Bayesian Semiparametric Regression Analysis of Multivariate Panel Count Data

Abstract

Panel count data often occur in a long-term recurrent event study, where the exact occurrence time of the recurrent events is unknown, but only the occurrence count between any two adjacent observation time points is recorded. Most traditional methods only handle panel count data for a single type of event. In this paper, we propose a Bayesian semiparameteric approach to analyze panel count data for multiple types of events. For each type of recurrent event, the proportional mean model is adopted to model the mean count of the event, where its baseline mean function is approximated by monotone I-splines. The correlation between multiple types of events is modeled by common frailty terms and scale parameters.

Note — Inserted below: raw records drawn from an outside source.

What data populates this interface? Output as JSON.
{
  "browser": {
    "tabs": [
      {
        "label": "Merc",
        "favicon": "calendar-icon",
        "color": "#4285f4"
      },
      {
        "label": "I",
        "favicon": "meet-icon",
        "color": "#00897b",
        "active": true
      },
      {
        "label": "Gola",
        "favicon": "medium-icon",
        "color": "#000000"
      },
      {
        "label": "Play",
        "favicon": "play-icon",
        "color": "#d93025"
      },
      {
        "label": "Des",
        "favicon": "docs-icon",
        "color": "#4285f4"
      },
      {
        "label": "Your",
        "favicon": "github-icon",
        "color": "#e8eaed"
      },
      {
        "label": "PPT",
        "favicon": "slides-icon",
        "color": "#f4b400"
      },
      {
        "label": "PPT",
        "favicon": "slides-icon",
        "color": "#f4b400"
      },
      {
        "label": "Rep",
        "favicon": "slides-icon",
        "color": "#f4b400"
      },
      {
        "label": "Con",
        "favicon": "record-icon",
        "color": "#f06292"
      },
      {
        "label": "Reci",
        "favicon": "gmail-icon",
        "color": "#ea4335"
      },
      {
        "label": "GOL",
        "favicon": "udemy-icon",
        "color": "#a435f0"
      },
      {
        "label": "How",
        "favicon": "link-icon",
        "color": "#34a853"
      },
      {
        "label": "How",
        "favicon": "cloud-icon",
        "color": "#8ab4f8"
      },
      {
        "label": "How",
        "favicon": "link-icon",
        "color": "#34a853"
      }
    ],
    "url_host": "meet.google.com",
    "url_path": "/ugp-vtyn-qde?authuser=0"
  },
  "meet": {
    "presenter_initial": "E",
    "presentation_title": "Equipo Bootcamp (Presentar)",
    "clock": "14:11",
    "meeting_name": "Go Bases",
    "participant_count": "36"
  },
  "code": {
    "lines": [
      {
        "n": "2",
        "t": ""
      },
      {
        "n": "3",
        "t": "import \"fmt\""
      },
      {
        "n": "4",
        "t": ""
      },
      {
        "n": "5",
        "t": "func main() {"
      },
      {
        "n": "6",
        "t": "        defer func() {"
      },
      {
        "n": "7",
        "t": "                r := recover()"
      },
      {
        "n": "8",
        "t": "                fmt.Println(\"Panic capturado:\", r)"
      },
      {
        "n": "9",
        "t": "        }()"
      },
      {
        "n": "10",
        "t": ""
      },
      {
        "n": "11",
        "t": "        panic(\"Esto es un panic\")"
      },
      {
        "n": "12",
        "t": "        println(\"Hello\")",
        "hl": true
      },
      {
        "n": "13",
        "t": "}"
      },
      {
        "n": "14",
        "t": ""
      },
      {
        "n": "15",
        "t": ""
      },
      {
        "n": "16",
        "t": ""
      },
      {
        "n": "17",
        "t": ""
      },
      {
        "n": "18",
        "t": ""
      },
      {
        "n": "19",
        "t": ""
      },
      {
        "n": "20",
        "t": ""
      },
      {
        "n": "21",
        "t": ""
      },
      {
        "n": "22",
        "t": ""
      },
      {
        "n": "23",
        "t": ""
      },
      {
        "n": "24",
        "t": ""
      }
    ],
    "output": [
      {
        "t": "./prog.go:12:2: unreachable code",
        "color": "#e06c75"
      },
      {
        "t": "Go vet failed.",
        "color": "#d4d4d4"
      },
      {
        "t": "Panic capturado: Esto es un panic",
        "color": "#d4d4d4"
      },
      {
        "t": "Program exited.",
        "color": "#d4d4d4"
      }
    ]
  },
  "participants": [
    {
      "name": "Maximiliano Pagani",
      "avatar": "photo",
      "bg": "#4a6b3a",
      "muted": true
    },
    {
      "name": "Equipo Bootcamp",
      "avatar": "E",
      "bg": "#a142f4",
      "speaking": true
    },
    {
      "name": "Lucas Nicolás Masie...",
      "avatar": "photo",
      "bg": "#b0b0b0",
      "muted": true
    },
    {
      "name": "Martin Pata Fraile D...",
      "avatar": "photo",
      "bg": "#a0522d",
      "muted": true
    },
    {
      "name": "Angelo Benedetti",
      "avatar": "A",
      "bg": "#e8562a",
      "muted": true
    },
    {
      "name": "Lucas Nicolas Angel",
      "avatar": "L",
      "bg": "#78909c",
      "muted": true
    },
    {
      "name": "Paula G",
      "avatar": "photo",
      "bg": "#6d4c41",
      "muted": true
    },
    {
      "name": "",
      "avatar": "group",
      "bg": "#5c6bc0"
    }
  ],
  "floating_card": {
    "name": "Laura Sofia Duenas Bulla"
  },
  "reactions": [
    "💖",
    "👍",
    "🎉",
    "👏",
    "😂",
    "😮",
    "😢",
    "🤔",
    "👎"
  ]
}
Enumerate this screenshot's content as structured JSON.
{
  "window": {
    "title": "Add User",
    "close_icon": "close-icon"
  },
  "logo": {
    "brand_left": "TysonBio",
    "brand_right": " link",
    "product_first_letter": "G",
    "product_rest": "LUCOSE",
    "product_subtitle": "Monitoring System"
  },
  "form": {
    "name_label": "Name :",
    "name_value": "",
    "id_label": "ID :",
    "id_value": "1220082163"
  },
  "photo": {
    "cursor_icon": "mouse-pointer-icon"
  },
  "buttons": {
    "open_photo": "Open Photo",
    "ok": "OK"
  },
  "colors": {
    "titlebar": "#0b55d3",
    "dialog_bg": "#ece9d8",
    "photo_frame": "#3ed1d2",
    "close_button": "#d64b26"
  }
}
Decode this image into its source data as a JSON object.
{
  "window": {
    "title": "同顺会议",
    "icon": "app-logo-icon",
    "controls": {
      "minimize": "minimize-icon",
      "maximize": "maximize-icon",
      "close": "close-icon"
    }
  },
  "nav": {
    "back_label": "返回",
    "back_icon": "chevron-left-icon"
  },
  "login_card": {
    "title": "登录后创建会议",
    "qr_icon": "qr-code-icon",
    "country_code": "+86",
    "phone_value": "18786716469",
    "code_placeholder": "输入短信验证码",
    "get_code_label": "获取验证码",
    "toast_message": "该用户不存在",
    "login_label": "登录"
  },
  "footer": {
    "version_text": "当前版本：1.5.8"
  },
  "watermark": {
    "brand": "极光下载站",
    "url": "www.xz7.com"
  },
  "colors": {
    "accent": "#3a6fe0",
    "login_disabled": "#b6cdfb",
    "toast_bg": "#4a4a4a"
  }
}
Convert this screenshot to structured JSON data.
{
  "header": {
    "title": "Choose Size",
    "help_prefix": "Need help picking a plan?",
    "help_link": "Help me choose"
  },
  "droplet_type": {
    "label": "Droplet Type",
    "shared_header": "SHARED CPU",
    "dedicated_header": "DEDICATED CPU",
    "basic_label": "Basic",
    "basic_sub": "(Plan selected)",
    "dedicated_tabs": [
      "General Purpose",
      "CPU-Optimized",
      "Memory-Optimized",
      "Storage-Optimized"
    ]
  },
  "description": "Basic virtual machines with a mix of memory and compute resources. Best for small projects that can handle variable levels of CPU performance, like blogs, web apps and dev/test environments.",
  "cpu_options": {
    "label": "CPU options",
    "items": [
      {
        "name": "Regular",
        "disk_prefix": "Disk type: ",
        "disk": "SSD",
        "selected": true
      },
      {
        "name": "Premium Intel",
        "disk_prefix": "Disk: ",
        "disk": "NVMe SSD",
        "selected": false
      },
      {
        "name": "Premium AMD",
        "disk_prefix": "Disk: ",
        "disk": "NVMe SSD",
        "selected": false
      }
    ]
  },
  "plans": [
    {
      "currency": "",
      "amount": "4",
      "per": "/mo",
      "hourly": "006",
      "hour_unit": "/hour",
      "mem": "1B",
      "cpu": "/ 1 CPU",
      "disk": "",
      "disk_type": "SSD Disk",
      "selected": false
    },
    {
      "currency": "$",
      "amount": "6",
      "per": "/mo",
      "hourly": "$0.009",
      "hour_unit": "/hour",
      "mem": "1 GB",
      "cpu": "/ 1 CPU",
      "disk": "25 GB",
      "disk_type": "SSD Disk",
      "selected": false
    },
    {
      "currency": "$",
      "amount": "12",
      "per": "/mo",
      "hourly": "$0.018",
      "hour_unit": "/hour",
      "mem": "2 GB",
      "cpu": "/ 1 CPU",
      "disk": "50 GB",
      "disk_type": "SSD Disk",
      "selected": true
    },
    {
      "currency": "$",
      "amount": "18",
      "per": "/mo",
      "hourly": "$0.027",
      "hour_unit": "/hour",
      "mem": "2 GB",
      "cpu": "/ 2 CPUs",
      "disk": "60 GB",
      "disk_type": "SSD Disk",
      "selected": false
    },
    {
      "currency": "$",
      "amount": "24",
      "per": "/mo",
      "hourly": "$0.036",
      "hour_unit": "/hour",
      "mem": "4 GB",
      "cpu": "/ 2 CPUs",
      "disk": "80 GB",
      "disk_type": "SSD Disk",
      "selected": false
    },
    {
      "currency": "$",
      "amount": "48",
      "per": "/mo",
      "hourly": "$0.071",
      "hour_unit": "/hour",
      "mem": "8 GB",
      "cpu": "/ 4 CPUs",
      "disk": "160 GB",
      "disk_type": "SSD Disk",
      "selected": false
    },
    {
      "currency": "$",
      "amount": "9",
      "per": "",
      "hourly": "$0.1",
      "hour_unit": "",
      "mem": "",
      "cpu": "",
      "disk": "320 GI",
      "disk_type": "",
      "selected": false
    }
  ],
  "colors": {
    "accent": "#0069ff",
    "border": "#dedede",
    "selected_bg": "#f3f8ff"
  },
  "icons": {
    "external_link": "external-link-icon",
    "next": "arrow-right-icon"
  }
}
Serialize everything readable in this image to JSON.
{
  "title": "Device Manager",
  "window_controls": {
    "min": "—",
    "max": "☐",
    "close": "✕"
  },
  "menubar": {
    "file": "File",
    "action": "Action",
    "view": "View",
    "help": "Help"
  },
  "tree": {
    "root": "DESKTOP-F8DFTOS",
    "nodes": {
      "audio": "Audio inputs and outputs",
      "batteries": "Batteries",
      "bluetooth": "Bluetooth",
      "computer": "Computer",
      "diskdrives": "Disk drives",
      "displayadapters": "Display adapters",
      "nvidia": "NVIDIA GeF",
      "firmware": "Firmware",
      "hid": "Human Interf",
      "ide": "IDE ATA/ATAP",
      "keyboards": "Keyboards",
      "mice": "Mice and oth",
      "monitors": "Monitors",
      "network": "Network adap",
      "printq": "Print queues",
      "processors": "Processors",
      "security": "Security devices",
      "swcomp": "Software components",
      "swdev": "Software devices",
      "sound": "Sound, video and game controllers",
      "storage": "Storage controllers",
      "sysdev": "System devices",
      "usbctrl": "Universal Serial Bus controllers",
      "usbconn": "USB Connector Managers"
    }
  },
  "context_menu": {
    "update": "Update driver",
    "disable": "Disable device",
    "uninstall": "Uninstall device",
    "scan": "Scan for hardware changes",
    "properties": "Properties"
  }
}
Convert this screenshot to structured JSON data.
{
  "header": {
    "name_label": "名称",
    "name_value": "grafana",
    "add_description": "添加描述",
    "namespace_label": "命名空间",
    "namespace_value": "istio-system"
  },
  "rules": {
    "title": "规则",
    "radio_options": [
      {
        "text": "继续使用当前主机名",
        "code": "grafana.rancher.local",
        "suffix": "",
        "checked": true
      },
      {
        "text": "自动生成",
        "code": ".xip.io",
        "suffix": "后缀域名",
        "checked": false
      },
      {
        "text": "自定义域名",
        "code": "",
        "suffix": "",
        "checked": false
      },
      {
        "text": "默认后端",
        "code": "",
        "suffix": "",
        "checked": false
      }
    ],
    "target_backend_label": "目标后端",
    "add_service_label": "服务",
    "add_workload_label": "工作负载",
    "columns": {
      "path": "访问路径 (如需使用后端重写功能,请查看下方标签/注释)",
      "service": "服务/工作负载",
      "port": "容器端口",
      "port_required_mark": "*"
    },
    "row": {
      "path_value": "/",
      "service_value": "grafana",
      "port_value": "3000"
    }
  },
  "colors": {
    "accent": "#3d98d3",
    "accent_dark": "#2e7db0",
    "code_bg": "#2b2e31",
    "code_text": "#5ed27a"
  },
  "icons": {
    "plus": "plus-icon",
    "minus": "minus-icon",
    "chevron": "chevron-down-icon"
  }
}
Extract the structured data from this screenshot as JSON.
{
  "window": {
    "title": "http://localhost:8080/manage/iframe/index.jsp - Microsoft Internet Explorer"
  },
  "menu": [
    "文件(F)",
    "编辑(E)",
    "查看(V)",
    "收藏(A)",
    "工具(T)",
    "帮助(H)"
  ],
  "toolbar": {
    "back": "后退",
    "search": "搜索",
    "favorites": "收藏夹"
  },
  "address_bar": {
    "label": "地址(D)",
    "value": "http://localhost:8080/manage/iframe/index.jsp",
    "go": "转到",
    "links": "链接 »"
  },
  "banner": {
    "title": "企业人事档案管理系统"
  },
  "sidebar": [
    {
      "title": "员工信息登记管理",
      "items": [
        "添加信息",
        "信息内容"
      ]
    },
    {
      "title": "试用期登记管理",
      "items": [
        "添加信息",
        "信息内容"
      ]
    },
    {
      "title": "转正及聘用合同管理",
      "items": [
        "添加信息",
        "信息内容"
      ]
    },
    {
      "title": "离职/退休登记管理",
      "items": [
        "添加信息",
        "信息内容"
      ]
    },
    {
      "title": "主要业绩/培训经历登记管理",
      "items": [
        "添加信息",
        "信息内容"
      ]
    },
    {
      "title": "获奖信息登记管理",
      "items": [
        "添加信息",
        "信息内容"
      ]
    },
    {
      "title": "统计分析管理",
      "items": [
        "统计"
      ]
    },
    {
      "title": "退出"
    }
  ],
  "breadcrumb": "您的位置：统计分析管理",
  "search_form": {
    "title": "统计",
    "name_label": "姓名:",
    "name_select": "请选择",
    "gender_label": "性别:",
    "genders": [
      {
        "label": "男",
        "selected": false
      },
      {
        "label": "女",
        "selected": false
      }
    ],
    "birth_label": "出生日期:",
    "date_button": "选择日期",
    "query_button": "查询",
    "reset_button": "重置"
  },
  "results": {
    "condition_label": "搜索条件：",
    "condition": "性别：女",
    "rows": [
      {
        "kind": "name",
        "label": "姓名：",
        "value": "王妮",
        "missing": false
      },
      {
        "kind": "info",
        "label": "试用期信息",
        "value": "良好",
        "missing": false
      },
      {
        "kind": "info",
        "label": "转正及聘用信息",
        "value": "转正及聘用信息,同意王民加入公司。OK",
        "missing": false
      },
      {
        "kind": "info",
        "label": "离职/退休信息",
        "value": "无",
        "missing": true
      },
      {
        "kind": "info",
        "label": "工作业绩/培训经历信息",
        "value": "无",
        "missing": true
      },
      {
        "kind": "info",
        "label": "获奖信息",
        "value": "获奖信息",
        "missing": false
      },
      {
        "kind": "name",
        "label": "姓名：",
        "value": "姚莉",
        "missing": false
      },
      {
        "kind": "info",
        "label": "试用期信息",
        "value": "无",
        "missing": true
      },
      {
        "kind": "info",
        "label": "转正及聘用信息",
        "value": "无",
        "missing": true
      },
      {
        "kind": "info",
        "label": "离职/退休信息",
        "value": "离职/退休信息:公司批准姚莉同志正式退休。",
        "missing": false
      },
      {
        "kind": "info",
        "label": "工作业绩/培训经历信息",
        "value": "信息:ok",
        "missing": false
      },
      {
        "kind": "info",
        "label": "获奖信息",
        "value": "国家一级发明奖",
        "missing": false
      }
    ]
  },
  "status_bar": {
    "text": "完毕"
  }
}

Unlike many frequentist estimating equation methods, our approach is based on the observed likelihood and makes no assumption on the relationship between the recurrent process and the observation process. Under the Poisson counting process assumption, we develop an efficient Gibbs sampler based on novel data augmentation for the Markov chain Monte Carlo sampling. Simulation studies show good estimation performance of the baseline mean functions and the regression coefficients; meanwhile, the importance of including the scale parameter to flexibly accommodate the correlation between events is also demonstrated. Finally, a skin cancer data example is fully analyzed to illustrate the proposed methods.